We can focus on the positives. There’s lots of good reasons to do this. Jesus should make a change in our lives. We should not be ashamed of these changes. When others can see us excelling in a certain area, it gives them something to shoot for and look foreward to.
However, it can also lead to fake, plastic Christians. It can lead to a culture where everybody says that they are doing “great.” Even when they are not, because many of us walk around with this hidden theology: if we are struggling then it reflects somehow on our walk with Christ.
One of the many reasons that it’s tempting to go this route is that it can be really hard to hear somebody asking “How can you not know that yet? Why do you still do that? Why do you struggle with this? You are a ____________ (father, adult, leader, deacon, elder, teacher, pastor, supposedly mature Christian) How can you still struggle with this?”

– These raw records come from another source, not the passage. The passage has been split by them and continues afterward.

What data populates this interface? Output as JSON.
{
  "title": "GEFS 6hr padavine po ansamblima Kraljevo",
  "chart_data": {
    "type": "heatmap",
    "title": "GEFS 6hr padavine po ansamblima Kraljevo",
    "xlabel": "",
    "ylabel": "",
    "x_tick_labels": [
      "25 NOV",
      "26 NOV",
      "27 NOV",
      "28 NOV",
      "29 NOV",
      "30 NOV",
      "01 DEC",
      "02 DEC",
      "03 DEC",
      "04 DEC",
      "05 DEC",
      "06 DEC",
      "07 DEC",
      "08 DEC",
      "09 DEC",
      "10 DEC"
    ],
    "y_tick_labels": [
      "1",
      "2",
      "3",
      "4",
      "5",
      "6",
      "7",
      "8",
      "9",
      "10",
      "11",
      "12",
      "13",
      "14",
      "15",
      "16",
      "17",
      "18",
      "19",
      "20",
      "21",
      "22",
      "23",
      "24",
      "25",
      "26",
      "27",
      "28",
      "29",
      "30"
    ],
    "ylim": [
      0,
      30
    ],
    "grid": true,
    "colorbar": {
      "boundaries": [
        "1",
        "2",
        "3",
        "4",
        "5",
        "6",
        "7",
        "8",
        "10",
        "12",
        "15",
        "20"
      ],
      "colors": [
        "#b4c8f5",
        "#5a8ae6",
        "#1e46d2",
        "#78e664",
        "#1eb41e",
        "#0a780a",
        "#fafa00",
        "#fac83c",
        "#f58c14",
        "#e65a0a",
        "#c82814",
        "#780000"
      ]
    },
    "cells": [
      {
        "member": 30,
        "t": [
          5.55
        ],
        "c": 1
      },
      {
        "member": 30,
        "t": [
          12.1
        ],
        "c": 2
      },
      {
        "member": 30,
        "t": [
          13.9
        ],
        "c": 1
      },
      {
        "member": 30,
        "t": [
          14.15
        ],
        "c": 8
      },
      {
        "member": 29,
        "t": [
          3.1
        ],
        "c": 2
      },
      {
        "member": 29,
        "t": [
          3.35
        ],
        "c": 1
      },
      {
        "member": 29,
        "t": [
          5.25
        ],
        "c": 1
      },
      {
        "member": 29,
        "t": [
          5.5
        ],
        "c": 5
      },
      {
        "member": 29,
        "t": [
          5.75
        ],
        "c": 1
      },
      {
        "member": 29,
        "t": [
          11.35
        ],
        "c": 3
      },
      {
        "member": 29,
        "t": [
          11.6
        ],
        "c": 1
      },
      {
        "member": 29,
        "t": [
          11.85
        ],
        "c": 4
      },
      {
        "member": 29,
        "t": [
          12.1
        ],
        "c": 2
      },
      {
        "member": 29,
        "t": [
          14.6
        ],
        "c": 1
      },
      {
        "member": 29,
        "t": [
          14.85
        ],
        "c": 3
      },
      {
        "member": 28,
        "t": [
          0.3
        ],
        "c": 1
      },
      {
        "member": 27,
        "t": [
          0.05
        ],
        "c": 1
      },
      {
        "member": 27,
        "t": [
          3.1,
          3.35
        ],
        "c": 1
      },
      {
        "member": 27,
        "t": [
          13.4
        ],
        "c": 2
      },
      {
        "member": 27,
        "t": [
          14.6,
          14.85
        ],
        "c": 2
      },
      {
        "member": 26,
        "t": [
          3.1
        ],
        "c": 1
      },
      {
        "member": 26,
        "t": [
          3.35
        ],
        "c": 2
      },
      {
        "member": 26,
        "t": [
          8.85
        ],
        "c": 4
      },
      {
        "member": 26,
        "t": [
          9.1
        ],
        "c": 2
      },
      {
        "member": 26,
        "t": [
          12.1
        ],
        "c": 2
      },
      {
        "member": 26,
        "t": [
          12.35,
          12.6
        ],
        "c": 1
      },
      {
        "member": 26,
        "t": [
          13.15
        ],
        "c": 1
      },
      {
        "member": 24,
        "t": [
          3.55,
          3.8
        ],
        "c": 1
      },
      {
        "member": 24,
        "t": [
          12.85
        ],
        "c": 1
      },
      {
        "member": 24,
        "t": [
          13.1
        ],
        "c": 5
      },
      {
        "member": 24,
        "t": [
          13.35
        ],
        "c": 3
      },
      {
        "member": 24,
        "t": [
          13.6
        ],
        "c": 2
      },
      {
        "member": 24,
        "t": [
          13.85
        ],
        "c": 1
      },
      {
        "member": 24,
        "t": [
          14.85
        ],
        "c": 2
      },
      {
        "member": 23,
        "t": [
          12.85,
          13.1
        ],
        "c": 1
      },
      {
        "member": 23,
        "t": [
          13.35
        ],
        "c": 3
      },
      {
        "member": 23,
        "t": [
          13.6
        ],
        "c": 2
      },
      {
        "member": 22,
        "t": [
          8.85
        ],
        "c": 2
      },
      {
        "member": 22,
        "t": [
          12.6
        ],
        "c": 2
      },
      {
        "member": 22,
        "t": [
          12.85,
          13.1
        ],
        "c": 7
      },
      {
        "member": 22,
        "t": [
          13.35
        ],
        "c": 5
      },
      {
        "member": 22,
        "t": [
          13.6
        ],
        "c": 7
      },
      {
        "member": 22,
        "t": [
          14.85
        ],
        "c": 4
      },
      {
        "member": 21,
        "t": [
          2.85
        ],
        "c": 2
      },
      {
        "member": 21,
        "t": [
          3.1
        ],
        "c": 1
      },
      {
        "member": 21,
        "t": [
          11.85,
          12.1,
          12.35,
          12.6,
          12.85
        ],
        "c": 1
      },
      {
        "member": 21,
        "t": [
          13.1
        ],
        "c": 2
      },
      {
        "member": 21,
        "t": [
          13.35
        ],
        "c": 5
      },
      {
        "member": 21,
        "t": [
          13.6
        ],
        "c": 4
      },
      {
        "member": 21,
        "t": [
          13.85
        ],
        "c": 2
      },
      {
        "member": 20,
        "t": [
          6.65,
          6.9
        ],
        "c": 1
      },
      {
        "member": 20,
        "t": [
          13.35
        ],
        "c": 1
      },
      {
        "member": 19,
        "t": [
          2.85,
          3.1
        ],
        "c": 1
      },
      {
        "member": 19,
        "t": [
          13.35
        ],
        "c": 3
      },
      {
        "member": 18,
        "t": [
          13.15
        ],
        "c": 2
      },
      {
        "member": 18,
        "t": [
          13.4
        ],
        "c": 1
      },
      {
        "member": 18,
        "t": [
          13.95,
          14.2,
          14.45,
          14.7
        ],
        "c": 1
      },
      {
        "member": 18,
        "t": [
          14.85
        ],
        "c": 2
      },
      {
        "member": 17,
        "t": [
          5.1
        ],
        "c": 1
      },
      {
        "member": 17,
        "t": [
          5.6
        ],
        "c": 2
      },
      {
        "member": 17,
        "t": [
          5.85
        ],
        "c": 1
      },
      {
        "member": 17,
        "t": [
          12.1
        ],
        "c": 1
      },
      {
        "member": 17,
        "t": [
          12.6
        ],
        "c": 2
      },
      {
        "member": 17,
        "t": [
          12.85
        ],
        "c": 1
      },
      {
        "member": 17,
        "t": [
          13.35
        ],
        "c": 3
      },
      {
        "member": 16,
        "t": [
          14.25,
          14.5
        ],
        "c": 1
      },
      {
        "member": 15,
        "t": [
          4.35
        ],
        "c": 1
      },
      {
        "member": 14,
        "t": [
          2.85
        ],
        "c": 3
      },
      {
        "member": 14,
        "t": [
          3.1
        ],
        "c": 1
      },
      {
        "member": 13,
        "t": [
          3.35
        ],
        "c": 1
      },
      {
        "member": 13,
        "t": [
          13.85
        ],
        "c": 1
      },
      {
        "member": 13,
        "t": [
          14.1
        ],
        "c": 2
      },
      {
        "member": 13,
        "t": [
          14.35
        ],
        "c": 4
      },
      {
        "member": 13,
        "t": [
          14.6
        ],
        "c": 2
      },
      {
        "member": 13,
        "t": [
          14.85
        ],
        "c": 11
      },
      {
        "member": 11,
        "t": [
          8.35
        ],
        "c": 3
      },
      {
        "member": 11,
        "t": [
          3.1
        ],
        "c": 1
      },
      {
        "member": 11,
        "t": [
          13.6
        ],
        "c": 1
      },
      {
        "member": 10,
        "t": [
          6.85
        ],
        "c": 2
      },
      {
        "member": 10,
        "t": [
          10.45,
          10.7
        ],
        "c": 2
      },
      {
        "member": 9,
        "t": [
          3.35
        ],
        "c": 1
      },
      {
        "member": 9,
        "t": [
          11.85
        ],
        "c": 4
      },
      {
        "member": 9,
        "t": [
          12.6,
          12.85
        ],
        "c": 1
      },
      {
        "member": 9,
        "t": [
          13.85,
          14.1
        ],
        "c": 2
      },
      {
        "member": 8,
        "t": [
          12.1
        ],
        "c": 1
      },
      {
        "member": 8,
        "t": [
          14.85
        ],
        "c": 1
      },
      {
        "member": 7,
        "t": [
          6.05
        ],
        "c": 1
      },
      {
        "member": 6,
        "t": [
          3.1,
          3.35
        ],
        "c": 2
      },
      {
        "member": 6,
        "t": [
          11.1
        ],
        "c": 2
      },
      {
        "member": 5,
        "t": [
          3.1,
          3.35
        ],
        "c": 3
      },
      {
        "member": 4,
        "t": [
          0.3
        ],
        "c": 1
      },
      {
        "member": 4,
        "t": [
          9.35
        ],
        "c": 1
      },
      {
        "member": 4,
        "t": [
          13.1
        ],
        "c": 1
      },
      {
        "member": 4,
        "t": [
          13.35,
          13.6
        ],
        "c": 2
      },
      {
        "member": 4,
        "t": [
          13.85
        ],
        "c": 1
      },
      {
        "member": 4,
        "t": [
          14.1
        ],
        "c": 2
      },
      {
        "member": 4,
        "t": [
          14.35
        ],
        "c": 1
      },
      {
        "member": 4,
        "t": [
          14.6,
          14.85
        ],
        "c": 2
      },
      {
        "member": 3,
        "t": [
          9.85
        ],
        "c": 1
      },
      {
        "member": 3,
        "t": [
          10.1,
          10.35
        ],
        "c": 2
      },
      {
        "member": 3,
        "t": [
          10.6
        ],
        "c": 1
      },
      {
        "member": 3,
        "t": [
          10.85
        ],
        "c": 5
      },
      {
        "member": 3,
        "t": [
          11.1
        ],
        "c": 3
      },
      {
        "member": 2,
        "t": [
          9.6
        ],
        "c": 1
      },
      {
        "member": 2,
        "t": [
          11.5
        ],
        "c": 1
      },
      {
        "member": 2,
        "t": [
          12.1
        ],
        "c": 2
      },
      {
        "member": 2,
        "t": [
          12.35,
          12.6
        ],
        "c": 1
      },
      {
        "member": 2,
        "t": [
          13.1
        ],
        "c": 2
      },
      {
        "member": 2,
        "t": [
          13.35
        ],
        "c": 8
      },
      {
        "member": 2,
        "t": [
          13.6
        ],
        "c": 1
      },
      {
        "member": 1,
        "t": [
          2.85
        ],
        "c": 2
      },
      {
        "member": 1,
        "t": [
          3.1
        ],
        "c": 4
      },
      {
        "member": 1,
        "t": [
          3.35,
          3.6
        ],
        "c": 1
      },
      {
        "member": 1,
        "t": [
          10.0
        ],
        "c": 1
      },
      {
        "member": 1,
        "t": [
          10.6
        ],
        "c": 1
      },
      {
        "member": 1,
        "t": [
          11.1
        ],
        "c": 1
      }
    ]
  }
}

Sometimes it’s appropriate to ask that question. But it’s never fun to hear it, no matter how gently or lovingly it’s posed. A person who succesfully hides his challenges does not have to answer those questions.
But the stakes become pretty high when we start to overemphasize our strengths. It can be easy to work harder and harder at not being found out. We fear (and for good reason) that we’ll impugn the whole of our testimony if who we really are is found out.
On the other hand, if we over emphasize our struggles, we also wander into a mine field. It can be legitimate to ask, “Jiust what work is Jesus doing in their life? What’s the point of becoming a Christian at all? Look at that dude, how has it helped him?”
Sometimes, I think we can tend to wallow in our weaknesses. We emergent Christians tend to not have very good boundaries. Some of us just vomit up all our struggles in the wrong place and time. A thing I’m trying to navigate– and I’d love your insight on– is this:
How can we discern when discussing our struggles is productive, and when discussing our struggles is just going to emphasize them, enhance them, increase them?
There’s this unspoken belief, that we should talk about everything.
That’s probably true. But it doesn’t follow that we should talk about everything all the time. There is a point that we need to put away our sadness, depression, and challenges. There comes a time when we just make things worse by focusing on them, over and over and over again.
How do we know when that time is?
I think much of these tensions are resolved by recognizing that all “our” accomplishments are through Christ.
If it appears that I have conquered a thing, I don’t deserve any credit. It’s Christ in me that really accomplished it. And when I am still struggling with a thing, it’s only Christ in me that will end my struggles.